Steel is considered as an important tool for development of any modern economy and the level of per capita consumption of steel is treated as one of the important indicators of socio-economic development and standard of living in any country. The steel production and consumption has increased at a CAGR of approximately 9% and 7% respectively in last six years. What has led to such a robust growth in the sector is buoyancy in the end user industries. Demand for steel is intrinsically related to the economic development of the country. Currently, the booming automobile, consumer durables and construction industries are leading to improved demand for steel. The housing sector has also further boosted steel demand. Having said that, there is still a substantial scope for increased penetration in rural areas for housing, construction and agro-based industries etc.
In this article, we have discussed factors that have and will continue to be demand drivers for the steel industry.
Government policies and initiatives: The Government has approved the National Steel Policy (NSP) 2005, whose long-term goal is to ensure that India has a modern and efficient steel industry, capable of standing up to international competition and catering to the growing domestic demand for steel. This in turn has led to sustained growth in the steel sector. On account of the buoyancy in the sector, foreign companies are also showing interest in investing in steel industry in India. The government's thrust on infrastructure, in itself, could emerge as a crucial growth driver in the long run.
Infrastructure & Construction: It is projected that the Tenth Plan outlay for civil aviation is Rs. 129 billion. For roads it is Rs. 597 billion, for telecom it is Rs. 870 billion and for power, it is Rs. 1.76 trillion. The power sector has enormous potential in boosting demand for steel. Addition of 41,000 MW of power generating capacity between 2002 and 2007 and about 61,000 MW between 2007 and 2012 should drive steel offtake in a significant way. The demand for natural gas is expected to grow in the coming years on account of its cost advantage and availability. This would necessitate laying gas pipelines across the country to transport it from the supply centers to consumption centers. From 25 malls in 2003, India expects to commission more than 600 malls by 2010 (100 million sq ft). This expected investment in infrastructure will create substantial demand for high quality steel products in the market.
Roads: The thrust on infrastructure spending has seen major improvement, particularly in roadways and highway projects. The government intends to embark on the construction of 48 new projects with a view to four lane about 10,000 kms of roads in addition to the existing ongoing programme of NHAI. With steel intensity in the roads under construction being considerably higher than the legacy infrastructure, the outlook for increased steel consumption on this count appears optimistic. This has not only increased construction activities but has also led to increased demand in passenger and commercial vehicles leading to sustained growth in demand for steel.

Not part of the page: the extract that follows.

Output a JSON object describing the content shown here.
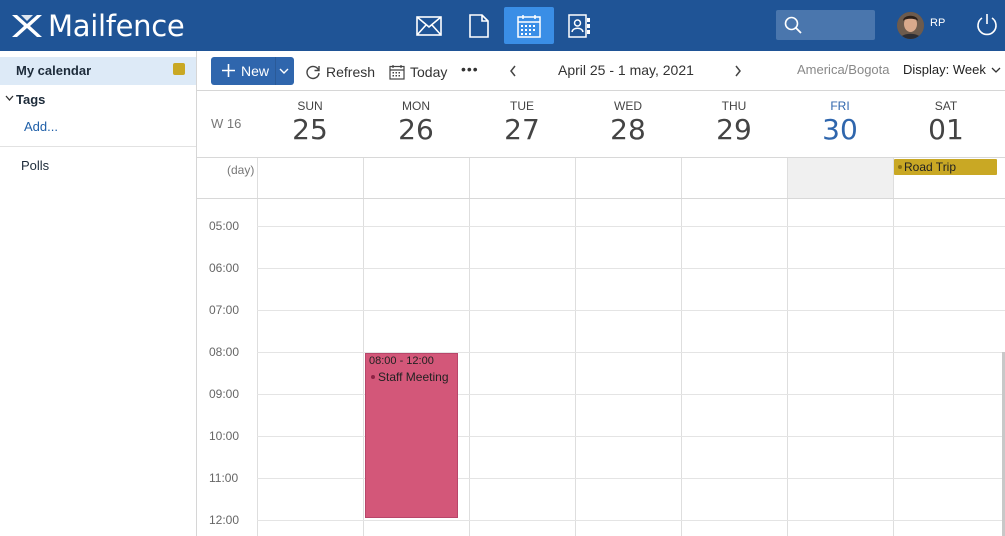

Automobile: In 2004-05, India's auto industry consumed about 2.8 mt of steel (about 8% of India's steel consumption). This is expected to grow at 11% to 12% over the next five years following India's emergence as a global outsourcing hub for the auto industry. The strong growth in the automobile sector could be attributed to domestic demand fuelled by growth in the service sectors, increase in working population, higher disposable income and easy availability of finance.
Housing: Low interest rates and easy availability of housing finance has resulted in a housing boom; the Housing and Urban Development Corporation intends to add two million houses every year (35% in urban areas), estimated to create an additional annual demand of 0.6 to 0.8 mtpa of steel. Further, as per estimates, there is still a significant amount of unfulfilled demand (40 m) for dwelling units in the country, which would keep the demand ticking.
White goods: Rising income and the easy availability of low cost finance has started a white goods (refrigerators, air conditioners and washing machines) revolution in India, leading to an increased consumption of steel.
Industrial Projects: India's industrial growth is encouraging. A number of companies have strong capex plans and this will lead to increased consumption of steel. Infact, the steel industry is expected to emerge as a major steel consumer itself.
Thus, an ever-increasing investment in infrastructure, construction and urbanisation as well as growth in automobile, white goods and industrial projects, is adding to the optimism within the domestic steel industry. Also, an increase in the number of potential applications for which steel could be used is expected to spur demand for the metal going forward.
Moreover, India is currently the seventh largest steel-producing nation in the world with crude steel production of approx. 42 MT. However, it has a per capita consumption of steel of around 33 kgs as against 242 kgs in China and an average of over 400 kgs in the developed countries. Therefore, ending with the argument that India's per capita consumption of steel leaves a lot of room for growth lends further credence to the demand story.